Starting with the Dutch and the Spanish in the 1620s, Taiwan witnessed a series of foreign rulers. In 1662 Koxinga, a Ming Dynasty loyalist, conquered the Dutch colonies and established the island’s first Chinese state. Twenty years later Koxinga’s kingdom acquiesced to the Qing, China’s new rulers. Slowly but surely, Han Chinese immigrants replaced the aboriginal tribes, who retreated to the island’s mountainous interior. Comparable to the displaced natives of Australia or the USA, today aborigines make only 2.3% of Taiwan’s population.
The Japanese ruled Taiwan from 1895 – 1945. They aggressively subdued the remaining aboriginal tribes and industrialised the island. Japanese rule was harsh and resented by Han Taiwanese and aborigines alike. Taiwan returned to China after WW2.
The new rulers were the Kuomintang, or Chinese Nationalist Party, who had overthrown the Qing Dynasty in 1911 and established the Republic of China (ROC). The ROC was plagued by unrest, however, and their hold on China tenuous. After the Japanese defeat in 1945 civil war resumed with Mao Zedong’s Communists. Despite American financial support the Nationalists, under generalissimo Chiang Kai Shek, lost the war. In 1949 the ROC’s leadership and two million nationalists fled to Taiwan.
Like Koxinga before him, Chiang dreamed of one day retaking the mainland. Taipei was established as the ROC’s ‘wartime capital’ and a Chinese identity asserted over a Taiwanese one. Mao would have invaded Taiwan too was it not for US president Harry Truman who, in the context of the Korean War, signed a mutual defence pact with Taipei. Thus two rival governments prevailed, the communist Peoples Republic of China in the mainland, the nationalist Republic of China in Taiwan.
The Kuomintang ruled Taiwan as a dictatorship under martial law until 1987. Despite brutal suppression of dissent, during the 1960s and 70s, the Taiwanese free-market economy boomed, ranking it one of ‘Four Asian Tigers’ alongside Singapore, Hong Kong and South Korea. It became a global manufacturing hub.
Taiwan democratised in 1992. Politics today are dominated by the ‘Green’ and ‘Blue’ coalitions. Blue parties, like the Kuomintang, emphasise the Republic of China and maintaining the status quo while Green ones assert a distinct Taiwanese identity and seek formal independence from China. This would, however, mean war. Beijing operates on the ‘One China Policy’ and denies Taiwan the right to secession. The incumbent Tsai Ing-Wen of the Democratic People’s Party is of the Green.

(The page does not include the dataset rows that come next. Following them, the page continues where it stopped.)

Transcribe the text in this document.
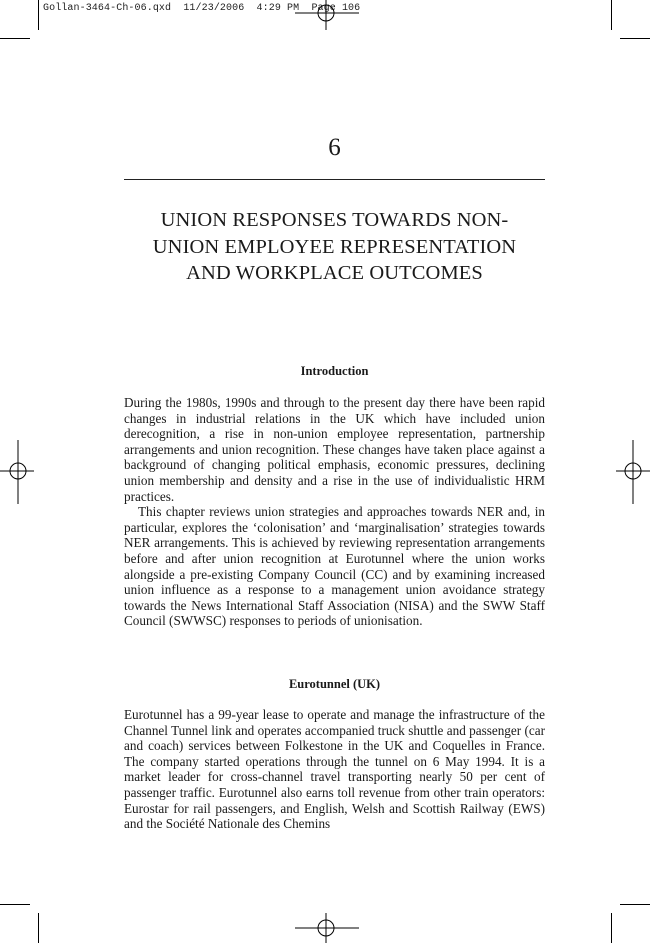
Gollan-3464-Ch-06.qxd  11/23/2006  4:29 PM  Page 106
6
UNION RESPONSES TOWARDS NON-
UNION EMPLOYEE REPRESENTATION
AND WORKPLACE OUTCOMES
Introduction

During the 1980s, 1990s and through to the present day there have been rapid changes in industrial relations in the UK which have included union derecognition, a rise in non-union employee representation, partnership arrangements and union recognition. These changes have taken place against a background of changing political emphasis, economic pressures, declining union membership and density and a rise in the use of individualistic HRM practices.

This chapter reviews union strategies and approaches towards NER and, in particular, explores the ‘colonisation’ and ‘marginalisation’ strategies towards NER arrangements. This is achieved by reviewing representation arrangements before and after union recognition at Eurotunnel where the union works alongside a pre-existing Company Council (CC) and by examining increased union influence as a response to a management union avoidance strategy towards the News International Staff Association (NISA) and the SWW Staff Council (SWWSC) responses to periods of unionisation.

Eurotunnel (UK)

Eurotunnel has a 99-year lease to operate and manage the infrastructure of the Channel Tunnel link and operates accompanied truck shuttle and passenger (car and coach) services between Folkestone in the UK and Coquelles in France. The company started operations through the tunnel on 6 May 1994. It is a market leader for cross-channel travel transporting nearly 50 per cent of passenger traffic. Eurotunnel also earns toll revenue from other train operators: Eurostar for rail passengers, and English, Welsh and Scottish Railway (EWS) and the Société Nationale des Chemins
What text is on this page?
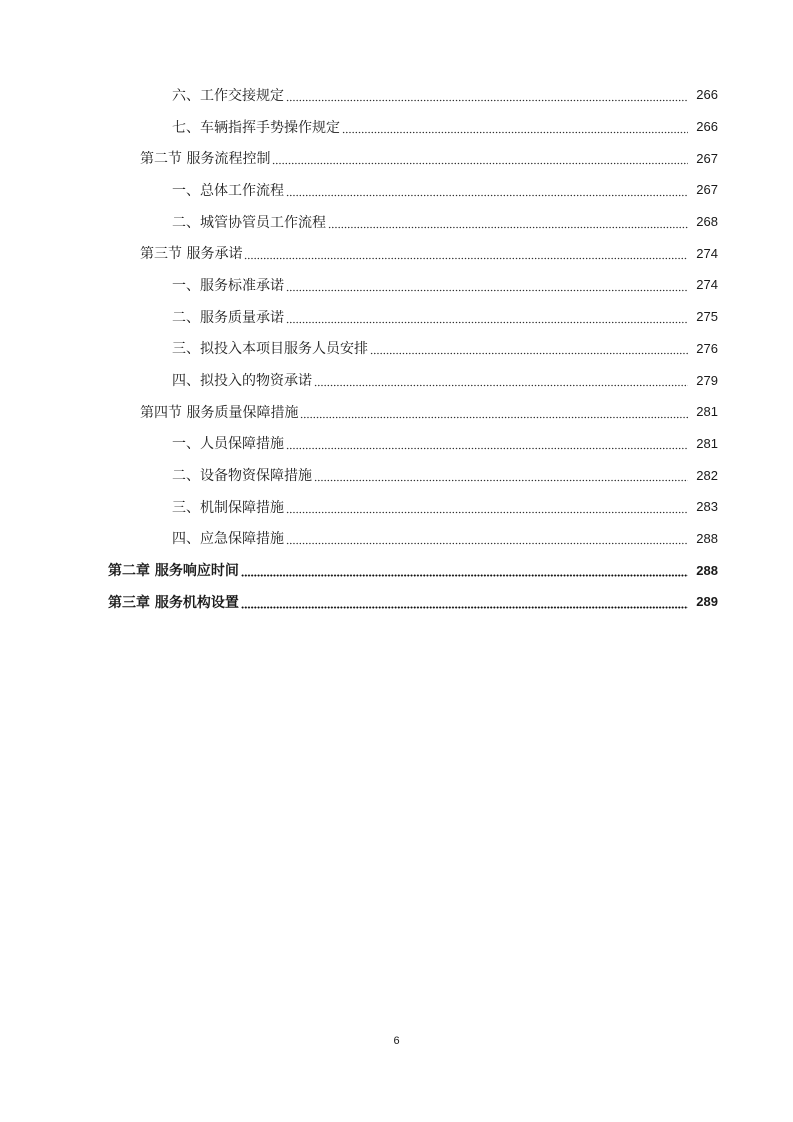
六、工作交接规定	266
七、车辆指挥手势操作规定	266
第二节 服务流程控制	267
一、总体工作流程	267
二、城管协管员工作流程	268
第三节 服务承诺	274
一、服务标准承诺	274
二、服务质量承诺	275
三、拟投入本项目服务人员安排	276
四、拟投入的物资承诺	279
第四节 服务质量保障措施	281
一、人员保障措施	281
二、设备物资保障措施	282
三、机制保障措施	283
四、应急保障措施	288
第二章 服务响应时间	288
第三章 服务机构设置	289
6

As both Beijing and Taipei claim to be China’s sole legitimate government, other nations can only recognise one or the other. The ROC held the Chinese seat on the United Nations until 1971 when President Nixon opened diplomatic relations with Beijing. Today only 19 governments, mainly poorer nations in Central America and the Pacific, recognise the Republic of China. Beijing is steadily isolating Taiwan diplomatically by buying off its allies. On April 30th 2018 the Dominican Republic switched recognition from Taipei to Beijing in exchange for 3.1 billion dollars in aid, with Burkina Faso following suit on May 24th. Beijing is currently enticing Haiti and Eswatini to do the same.

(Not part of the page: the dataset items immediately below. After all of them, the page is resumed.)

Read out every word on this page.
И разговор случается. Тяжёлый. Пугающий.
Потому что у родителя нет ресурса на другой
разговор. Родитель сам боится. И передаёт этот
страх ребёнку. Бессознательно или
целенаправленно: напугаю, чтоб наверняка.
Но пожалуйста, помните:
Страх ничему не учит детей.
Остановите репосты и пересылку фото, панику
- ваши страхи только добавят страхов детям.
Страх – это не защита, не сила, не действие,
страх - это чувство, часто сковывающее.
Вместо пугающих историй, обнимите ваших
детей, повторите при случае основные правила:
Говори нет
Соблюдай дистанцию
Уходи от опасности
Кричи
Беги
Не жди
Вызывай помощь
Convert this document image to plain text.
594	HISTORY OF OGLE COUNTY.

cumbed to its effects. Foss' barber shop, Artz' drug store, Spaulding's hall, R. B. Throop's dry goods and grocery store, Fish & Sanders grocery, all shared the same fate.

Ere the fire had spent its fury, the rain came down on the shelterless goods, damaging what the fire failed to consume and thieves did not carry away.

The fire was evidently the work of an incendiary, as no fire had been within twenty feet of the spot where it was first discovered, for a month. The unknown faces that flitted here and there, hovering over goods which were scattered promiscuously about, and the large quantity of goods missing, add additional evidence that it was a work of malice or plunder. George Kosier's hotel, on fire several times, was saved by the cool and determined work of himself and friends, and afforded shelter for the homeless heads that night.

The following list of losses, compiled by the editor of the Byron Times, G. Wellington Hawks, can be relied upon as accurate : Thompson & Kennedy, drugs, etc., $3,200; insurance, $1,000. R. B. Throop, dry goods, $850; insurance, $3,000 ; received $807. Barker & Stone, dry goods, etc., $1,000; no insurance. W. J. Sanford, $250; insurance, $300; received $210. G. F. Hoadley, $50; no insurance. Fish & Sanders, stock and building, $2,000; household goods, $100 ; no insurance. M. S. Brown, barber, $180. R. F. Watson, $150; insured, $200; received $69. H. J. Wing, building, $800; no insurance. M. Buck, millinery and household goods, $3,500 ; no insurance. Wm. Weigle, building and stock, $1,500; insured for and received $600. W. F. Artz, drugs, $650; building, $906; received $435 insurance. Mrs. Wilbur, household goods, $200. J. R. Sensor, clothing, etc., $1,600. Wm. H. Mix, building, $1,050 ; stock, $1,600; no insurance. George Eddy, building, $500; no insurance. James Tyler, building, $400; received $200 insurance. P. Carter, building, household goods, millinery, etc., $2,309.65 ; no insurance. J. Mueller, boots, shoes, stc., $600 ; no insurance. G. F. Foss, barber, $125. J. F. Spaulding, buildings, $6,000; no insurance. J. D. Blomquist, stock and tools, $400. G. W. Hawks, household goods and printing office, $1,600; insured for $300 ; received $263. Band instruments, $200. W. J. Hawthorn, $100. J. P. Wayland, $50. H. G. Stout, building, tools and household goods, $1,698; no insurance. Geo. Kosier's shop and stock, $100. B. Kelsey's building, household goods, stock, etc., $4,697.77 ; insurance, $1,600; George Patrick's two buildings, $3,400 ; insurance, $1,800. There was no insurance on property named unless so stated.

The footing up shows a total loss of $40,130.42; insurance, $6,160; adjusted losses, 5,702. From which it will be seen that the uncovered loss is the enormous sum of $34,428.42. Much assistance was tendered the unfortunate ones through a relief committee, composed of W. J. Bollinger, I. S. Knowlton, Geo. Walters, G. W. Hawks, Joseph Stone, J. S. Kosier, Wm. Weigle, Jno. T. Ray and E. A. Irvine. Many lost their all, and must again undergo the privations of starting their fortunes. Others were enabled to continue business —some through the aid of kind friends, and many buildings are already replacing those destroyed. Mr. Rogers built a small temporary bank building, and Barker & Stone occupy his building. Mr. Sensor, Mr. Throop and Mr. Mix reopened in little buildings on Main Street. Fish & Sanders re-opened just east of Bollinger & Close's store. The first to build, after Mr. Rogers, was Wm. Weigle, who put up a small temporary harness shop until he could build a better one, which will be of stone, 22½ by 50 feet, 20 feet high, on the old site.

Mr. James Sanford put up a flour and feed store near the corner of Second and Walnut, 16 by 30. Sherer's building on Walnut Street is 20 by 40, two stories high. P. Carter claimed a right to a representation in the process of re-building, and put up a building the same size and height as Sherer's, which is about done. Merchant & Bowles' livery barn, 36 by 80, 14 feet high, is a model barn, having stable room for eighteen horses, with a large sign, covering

Now only the following 18 15 nations recognise Taiwan, most of which are too small to be shown:
- Belize
El Salvador- Guatemala
- Haiti
- Honduras
Kiribati- Marshal Islands
- Nauru
- Nicaragua
- Palau
- Paraguay
- Saint Kitts and Nevis
- Saint Lucia
- Saint Vincent and the Grenadines
Solomon Islands- Eswatini
- Tuvalu
- Vatican City
The annexation of Taiwan by the Peoples Republic would be a critical blow to democracy. Today Taiwan is a proudly democratic and progressive state, which allows freedom of thought, expression and speech unknown in mainland China. As of June 2018 Taiwan, Singapore, Burma and Nepal are the only countries in Asia ruled by females and Taiwan is the only state on the continent to recognise same-sex marriage. Whilst the People’s Republic flag in Taiwan might raise a few eyebrows, flying the ROC banner in the mainland would likely put you in jail.
Update 22/08/2018: El Salvador has cut ties with Taiwan, and now recognises the People’s Republic of China instead. It is the third country to do so this year.
Update 17/08/2019: The Solomon Islands cut ties with Taiwan.
Update 20/08/2019: Kirbati cuts ties with Taiwan.